35 yaşıma girdiğim bu günlerde ilk yarıyı devirmenin garip duyguları içerisindeyim. 35’inde bir kadın olarak, adım adım 40’a yaklaştığıma mı yanayım, yoksa bunca debdebeden sonra 35’ini görebildiğim için şükür mü edeyim bilemiyorum…

İştahsız bir çocuk gibiyim, o kesin!!! Tabağımdaki 35 yaş yemeğini değil yiyesim, tadına bakasım bile yok… Ama maalesef “Yemiceeeemmm işteeee…” diye ağlamak için ağzımı açtığımda, ilk kaşığı ağzıma tıktılar bile!!!


Bi kere 25’imde neysem, 35’imde de değişen hiçbir şey yok!!!

O zaman da rejim yapıyordum.. Hâla kalori hesabındayım.. Ve halen tüm rejimlerim, bira-patatesi görünce buhar olup uçuyor L


25’imde de yalnız yaşıyordum… Şimdi de…

Şimdi de iki kız bir araya gelince, önce oğlanların dedikodusunu yapıyorum.. Sonra bi kızı çekiştiriyorum… Ve yıllardır her muhabbet, “Amaaaann şekerim bize ne!!!” şeklinde sonlanıyor… (Bize neydi de sabahtan beri ne anlatıyosun dedikoducu!!!)

Her hafta sonu, eller havaya modundaydım 25’imdeyken… “Gençsin.. İçin kaynıyor.. Ondandır…” derlerdi o zaman.. Şimdi hafta içi akşamlarda da bir gerdan kırasım var…

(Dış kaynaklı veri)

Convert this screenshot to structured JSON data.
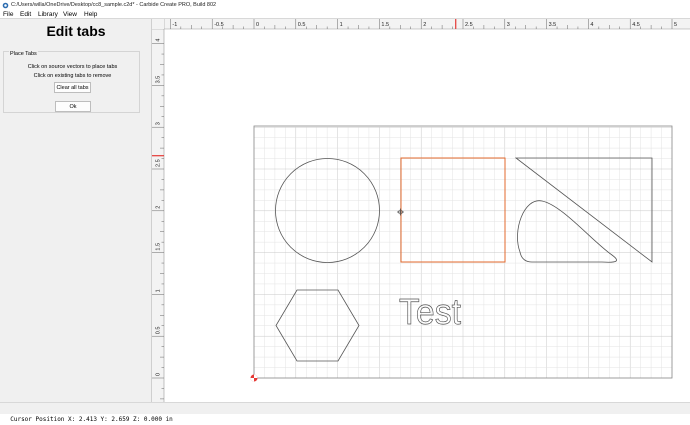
{
  "window": {
    "title": "C:/Users/willa/OneDrive/Desktop/cc8_sample.c2d* - Carbide Create PRO, Build 802"
  },
  "menu": [
    {
      "label": "File",
      "mnemonic": "F"
    },
    {
      "label": "Edit",
      "mnemonic": "E"
    },
    {
      "label": "Library",
      "mnemonic": "L"
    },
    {
      "label": "View",
      "mnemonic": "V"
    },
    {
      "label": "Help",
      "mnemonic": "H"
    }
  ],
  "panel": {
    "title": "Edit tabs",
    "group_label": "Place Tabs",
    "instruction_1": "Click on source vectors to place tabs",
    "instruction_2": "Click on existing tabs to remove",
    "clear_button": "Clear all tabs",
    "ok_button": "Ok"
  },
  "ruler": {
    "x_ticks": [
      "-1",
      "-0.5",
      "0",
      "0.5",
      "1",
      "1.5",
      "2",
      "2.5",
      "3",
      "3.5",
      "4",
      "4.5",
      "5"
    ],
    "y_ticks": [
      "0",
      "0.5",
      "1",
      "1.5",
      "2",
      "2.5",
      "3",
      "3.5",
      "4"
    ],
    "cursor_x": 2.413,
    "cursor_y": 2.659
  },
  "workspace": {
    "width_in": 5,
    "height_in": 3,
    "grid_step_in": 0.125,
    "text_object": "Test",
    "selected_color": "#e36a2e",
    "vector_color": "#555555"
  },
  "status": {
    "label": "Cursor Position",
    "text": "Cursor Position X: 2.413 Y: 2.659 Z: 0.000 in"
  }
}
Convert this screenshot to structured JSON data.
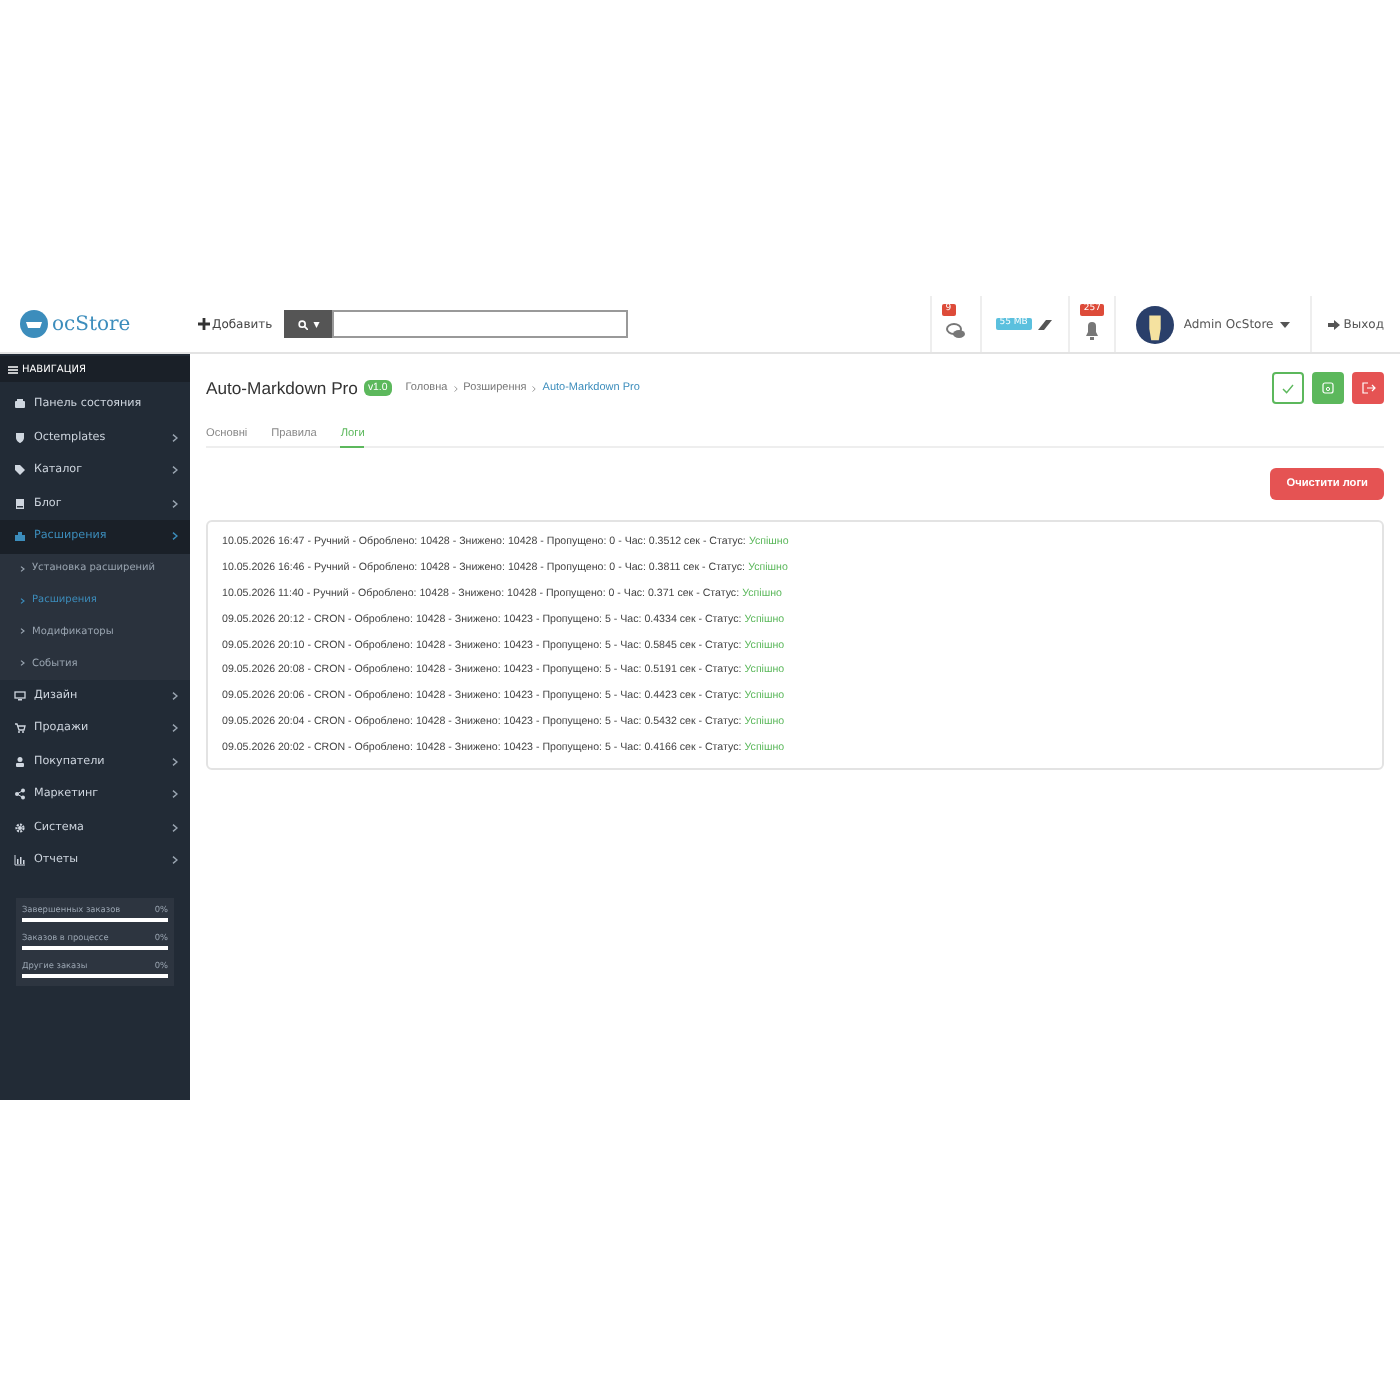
{
  "header": {
    "logo": "ocStore",
    "add_button": "Добавить",
    "search_button": "▾",
    "badges": [
      {
        "kind": "messages",
        "text": "9"
      },
      {
        "kind": "storage",
        "text": "55 MB"
      },
      {
        "kind": "alerts",
        "text": "257"
      }
    ],
    "user": "Admin OcStore",
    "logout": "Выход"
  },
  "sidebar": {
    "title": "НАВИГАЦИЯ",
    "items": [
      {
        "label": "Панель состояния",
        "expanded": false,
        "has_children": false
      },
      {
        "label": "Octemplates",
        "expanded": false,
        "has_children": true
      },
      {
        "label": "Каталог",
        "expanded": false,
        "has_children": true
      },
      {
        "label": "Блог",
        "expanded": false,
        "has_children": true
      },
      {
        "label": "Расширения",
        "expanded": true,
        "has_children": true,
        "children": [
          {
            "label": "Установка расширений",
            "selected": false
          },
          {
            "label": "Расширения",
            "selected": true
          },
          {
            "label": "Модификаторы",
            "selected": false
          },
          {
            "label": "События",
            "selected": false
          }
        ]
      },
      {
        "label": "Дизайн",
        "expanded": false,
        "has_children": true
      },
      {
        "label": "Продажи",
        "expanded": false,
        "has_children": true
      },
      {
        "label": "Покупатели",
        "expanded": false,
        "has_children": true
      },
      {
        "label": "Маркетинг",
        "expanded": false,
        "has_children": true
      },
      {
        "label": "Система",
        "expanded": false,
        "has_children": true
      },
      {
        "label": "Отчеты",
        "expanded": false,
        "has_children": true
      }
    ],
    "stats": [
      {
        "label": "Завершенных заказов",
        "value": "0%",
        "level": 0
      },
      {
        "label": "Заказов в процессе",
        "value": "0%",
        "level": 0
      },
      {
        "label": "Другие заказы",
        "value": "0%",
        "level": 0
      }
    ]
  },
  "page": {
    "title": "Auto-Markdown Pro",
    "version": "v1.0",
    "breadcrumbs": [
      {
        "label": "Головна",
        "current": false
      },
      {
        "label": "Розширення",
        "current": false
      },
      {
        "label": "Auto-Markdown Pro",
        "current": true
      }
    ],
    "actions": [
      {
        "kind": "check"
      },
      {
        "kind": "save"
      },
      {
        "kind": "exit"
      }
    ],
    "tabs": [
      {
        "label": "Основні",
        "selected": false
      },
      {
        "label": "Правила",
        "selected": false
      },
      {
        "label": "Логи",
        "selected": true
      }
    ],
    "clear_button": "Очистити логи",
    "logs": [
      {
        "text": "10.05.2026 16:47 - Ручний - Оброблено: 10428 - Знижено: 10428 - Пропущено: 0 - Час: 0.3512 сек - Статус:",
        "status": "Успішно"
      },
      {
        "text": "10.05.2026 16:46 - Ручний - Оброблено: 10428 - Знижено: 10428 - Пропущено: 0 - Час: 0.3811 сек - Статус:",
        "status": "Успішно"
      },
      {
        "text": "10.05.2026 11:40 - Ручний - Оброблено: 10428 - Знижено: 10428 - Пропущено: 0 - Час: 0.371 сек - Статус:",
        "status": "Успішно"
      },
      {
        "text": "09.05.2026 20:12 - CRON - Оброблено: 10428 - Знижено: 10423 - Пропущено: 5 - Час: 0.4334 сек - Статус:",
        "status": "Успішно"
      },
      {
        "text": "09.05.2026 20:10 - CRON - Оброблено: 10428 - Знижено: 10423 - Пропущено: 5 - Час: 0.5845 сек - Статус:",
        "status": "Успішно"
      },
      {
        "text": "09.05.2026 20:08 - CRON - Оброблено: 10428 - Знижено: 10423 - Пропущено: 5 - Час: 0.5191 сек - Статус:",
        "status": "Успішно"
      },
      {
        "text": "09.05.2026 20:06 - CRON - Оброблено: 10428 - Знижено: 10423 - Пропущено: 5 - Час: 0.4423 сек - Статус:",
        "status": "Успішно"
      },
      {
        "text": "09.05.2026 20:04 - CRON - Оброблено: 10428 - Знижено: 10423 - Пропущено: 5 - Час: 0.5432 сек - Статус:",
        "status": "Успішно"
      },
      {
        "text": "09.05.2026 20:02 - CRON - Оброблено: 10428 - Знижено: 10423 - Пропущено: 5 - Час: 0.4166 сек - Статус:",
        "status": "Успішно"
      }
    ]
  }
}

Halen gözaltı torbalarım yok… Cildim buruşmamış… Üniversitedeki kotuma halen sığabiliyorum… Halen bazı erkek arkadaşlarımın en yakın dert ortağıyım… vs.. vs.. vs..

Tamam, itiraf etmem gereken şeyler de var. Ofiste “Blue Jean diye bi dergi vardı hatırlar mısınız?” diye sorulduğunda, hatırlıyorum… Hatırlıyorum da salak gibi ortaya atlamıyorum “Ayyy eveeeettt…” diye.

Uzun lafın kısası, ben kendimi öyle 35’lik bi hatun gibi hissetmiyorum. O his nasıl bir his onu da bilmiyorum ama hissetmiyorum işte!!!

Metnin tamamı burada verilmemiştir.